Entrusting one’s fate to the United States is a losing game.

This existential stuckness and its production of semi-autonomous conditions hinge on a set of colonial-era negotiations, a table at which no Hongkongers were given a seat. The transformative potential in the months-long protests is precisely its quasi-insurrectionary character: the renunciation of a “big stage” (designated political leaders), the organization into freely associating affinity groups, the refusal to negotiate, and attacks on targets of class ressentiment all presage precisely the possible dissolution of binarism and elite state-level politics. Thus, if Hong Kongers are to take anything from this renewed Cold War rhetoric, it should not be to invite more intervention but to refuse being the “card” or the bargaining chip of the superpowers.

Many of the most innovative protest tactics, including the “Be Water” ethos that centers mobility over occupation, have been adapted by other contemporaneous movements from Indonesia to Catalonia to Atlanta, decisively mapping the Hong Kong site of resistance onto an ongoing wave of concurrent international uprisings. Against the containment of its pathbreaking dynamism within a single local context, the portability of these tactics paradoxically highlights Hong Kong’s extraordinary resourcefulness just as it de-exceptionalizes its anti-government struggle. Instead, the dissemination of strategy opens new pathways that link together workers across the world under shared conditions of struggle in an age of ever tightening neoliberal austerity and capitalist hyper-exploitation.
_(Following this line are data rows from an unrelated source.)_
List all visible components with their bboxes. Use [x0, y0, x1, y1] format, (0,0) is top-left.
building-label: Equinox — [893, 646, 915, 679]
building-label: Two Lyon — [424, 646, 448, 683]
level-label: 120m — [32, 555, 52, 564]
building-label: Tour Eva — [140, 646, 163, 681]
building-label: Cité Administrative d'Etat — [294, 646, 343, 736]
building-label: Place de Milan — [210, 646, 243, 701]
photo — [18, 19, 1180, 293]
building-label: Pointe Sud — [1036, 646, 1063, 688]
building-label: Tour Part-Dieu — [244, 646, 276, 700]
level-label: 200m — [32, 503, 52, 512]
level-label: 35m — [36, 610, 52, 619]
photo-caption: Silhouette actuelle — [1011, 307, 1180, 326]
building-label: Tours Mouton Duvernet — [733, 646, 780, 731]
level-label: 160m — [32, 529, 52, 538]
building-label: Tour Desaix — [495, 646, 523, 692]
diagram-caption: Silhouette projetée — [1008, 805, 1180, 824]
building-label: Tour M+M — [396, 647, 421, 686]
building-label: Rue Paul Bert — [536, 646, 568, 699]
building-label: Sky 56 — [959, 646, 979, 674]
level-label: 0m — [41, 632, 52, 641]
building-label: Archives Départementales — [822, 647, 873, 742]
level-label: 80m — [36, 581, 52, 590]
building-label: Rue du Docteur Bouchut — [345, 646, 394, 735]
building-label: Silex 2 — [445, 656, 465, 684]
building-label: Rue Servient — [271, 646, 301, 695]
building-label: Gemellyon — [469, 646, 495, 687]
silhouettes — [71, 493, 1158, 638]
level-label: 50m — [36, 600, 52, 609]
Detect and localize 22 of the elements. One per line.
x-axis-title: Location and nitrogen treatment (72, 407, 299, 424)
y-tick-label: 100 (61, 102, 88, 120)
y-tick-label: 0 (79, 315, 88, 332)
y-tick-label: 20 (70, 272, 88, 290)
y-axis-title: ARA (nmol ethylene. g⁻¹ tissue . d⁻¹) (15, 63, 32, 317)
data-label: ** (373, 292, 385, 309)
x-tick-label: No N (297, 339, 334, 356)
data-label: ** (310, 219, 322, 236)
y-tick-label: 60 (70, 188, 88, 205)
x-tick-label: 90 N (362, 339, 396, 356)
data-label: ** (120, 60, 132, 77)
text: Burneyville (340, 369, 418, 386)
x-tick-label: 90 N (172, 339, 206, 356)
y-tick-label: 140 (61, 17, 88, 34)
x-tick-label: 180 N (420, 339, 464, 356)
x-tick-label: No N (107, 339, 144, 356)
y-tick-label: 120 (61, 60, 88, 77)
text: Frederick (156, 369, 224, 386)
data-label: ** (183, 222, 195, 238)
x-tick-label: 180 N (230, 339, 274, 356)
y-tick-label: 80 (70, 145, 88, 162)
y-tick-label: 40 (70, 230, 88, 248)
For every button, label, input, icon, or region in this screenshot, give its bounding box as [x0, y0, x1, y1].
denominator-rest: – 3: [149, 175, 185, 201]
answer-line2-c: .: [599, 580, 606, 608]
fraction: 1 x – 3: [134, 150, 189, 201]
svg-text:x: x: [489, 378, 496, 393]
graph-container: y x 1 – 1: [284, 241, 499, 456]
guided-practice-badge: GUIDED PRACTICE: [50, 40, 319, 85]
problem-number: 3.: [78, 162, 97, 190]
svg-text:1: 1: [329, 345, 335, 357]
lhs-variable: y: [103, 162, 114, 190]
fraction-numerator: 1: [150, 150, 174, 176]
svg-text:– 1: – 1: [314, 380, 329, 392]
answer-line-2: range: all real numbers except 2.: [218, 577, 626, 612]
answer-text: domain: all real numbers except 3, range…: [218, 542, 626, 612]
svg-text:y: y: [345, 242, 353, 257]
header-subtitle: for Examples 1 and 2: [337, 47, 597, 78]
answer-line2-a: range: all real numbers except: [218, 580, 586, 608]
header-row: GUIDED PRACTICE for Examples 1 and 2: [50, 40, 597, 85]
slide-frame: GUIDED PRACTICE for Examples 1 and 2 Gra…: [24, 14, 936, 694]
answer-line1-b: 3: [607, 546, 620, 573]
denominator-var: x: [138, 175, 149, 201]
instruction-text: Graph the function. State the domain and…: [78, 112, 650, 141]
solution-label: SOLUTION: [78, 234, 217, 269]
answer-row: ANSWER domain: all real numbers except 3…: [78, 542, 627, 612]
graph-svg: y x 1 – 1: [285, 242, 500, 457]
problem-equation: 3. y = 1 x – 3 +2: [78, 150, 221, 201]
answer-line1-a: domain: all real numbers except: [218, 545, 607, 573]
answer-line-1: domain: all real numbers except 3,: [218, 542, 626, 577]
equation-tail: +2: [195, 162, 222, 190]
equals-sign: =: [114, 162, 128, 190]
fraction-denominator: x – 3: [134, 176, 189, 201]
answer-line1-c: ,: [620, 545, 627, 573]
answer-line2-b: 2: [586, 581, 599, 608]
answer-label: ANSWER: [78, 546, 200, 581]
While the protesters continue the struggle on the ground, the future of the movement remains uncertain in the face of an endlessly arrogant Lam administration and a patient, resource-heavy Xi regime. What we can be sure of is that succumbing to the renewal of Cold War rhetoric narrows considerably our avenues for insurrection and, as ever, works only in the service of the elites. Heterogeneous uprisings occurring this very moment across the globe, including Egypt, Chile, Ecuador, West Papua, and Paris, of which Hong Kong is but one node, demonstrate precisely that the reimposition of a binary worldview has been and will be constantly challenged, and that that challenge has always come from below.

Footnotes

[1] qtd. in Purbrick, Martin. “A Report Of The 2019 Hong Kong Protests.” Asian Affairs, October 14, 2019, 6-7.

[2] Tracey Steele, “Hong Kong and the Cold War in the 1950s.”Roberts, Priscilla, and John M. Carroll, eds. Hong Kong in the Cold War. Hong Kong: Hong Kong University Press, 2016, 114-115.